As I recall, the answer to the question in my headline is "almost certainly not". But the programme does suggest that the Mitford family may have exaggerated how ill Unity was after her suicide attempt so that they could brush off awkward questions when she returned to England.
But Martin Bright's New Statesman article on the story from last year is funny and informative:
Val was a little nervous as she explained that her aunt Betty Norton had run a maternity home to the gentry in Oxfordshire during the war and that Unity Mitford had been one of her clients. Her aunt's business, in the tiny village of Wigginton, had depended on discretion and she had told no one except her sister that Unity had had a baby.
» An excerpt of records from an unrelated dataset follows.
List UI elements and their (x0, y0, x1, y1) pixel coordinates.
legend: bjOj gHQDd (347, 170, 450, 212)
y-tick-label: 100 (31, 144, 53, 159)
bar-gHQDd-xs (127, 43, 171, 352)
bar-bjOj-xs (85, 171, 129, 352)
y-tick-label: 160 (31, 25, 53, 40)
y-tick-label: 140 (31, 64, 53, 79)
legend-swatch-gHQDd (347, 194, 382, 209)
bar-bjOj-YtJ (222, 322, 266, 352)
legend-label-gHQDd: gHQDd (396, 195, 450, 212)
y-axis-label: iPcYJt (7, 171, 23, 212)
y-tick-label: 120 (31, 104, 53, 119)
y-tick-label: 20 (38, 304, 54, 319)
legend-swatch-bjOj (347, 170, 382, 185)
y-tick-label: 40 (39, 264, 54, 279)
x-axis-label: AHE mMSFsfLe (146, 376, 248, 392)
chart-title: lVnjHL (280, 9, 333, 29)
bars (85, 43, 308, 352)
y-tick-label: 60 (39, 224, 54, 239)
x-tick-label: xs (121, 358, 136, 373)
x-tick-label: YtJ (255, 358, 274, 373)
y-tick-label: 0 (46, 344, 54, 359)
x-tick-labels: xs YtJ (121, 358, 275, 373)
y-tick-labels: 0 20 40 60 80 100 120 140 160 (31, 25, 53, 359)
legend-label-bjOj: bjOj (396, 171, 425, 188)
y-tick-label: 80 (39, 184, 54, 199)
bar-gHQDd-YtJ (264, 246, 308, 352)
Her sister had passed the story on to her daughter Val.Incidentally, Unity Mitford was the granddaughter of Thomas Gibson Bowles. This blog isn't just thrown together, you know.
I casually asked who she thought the father might be and there was a short silence on the other end of the line before she said: "Well, she always said it was Hitler's."
I must say I was tempted at this point to put down the phone. Christmas was coming and I was very busy. But for some reason I decided to carry on listening to this bizarre tale. Val didn't sound mad, and she said she was merely passing on a family story.
The child was a boy, she believed, and he had been given up for adoption. She didn't want any money; she just wanted me to look into it. So here was the prospect of Adolf Hitler's love child alive somewhere in Britain - it was either the scoop of the century or completely bonkers. But it had to be worth a few hours of my time, even if it turned out to be a dead end.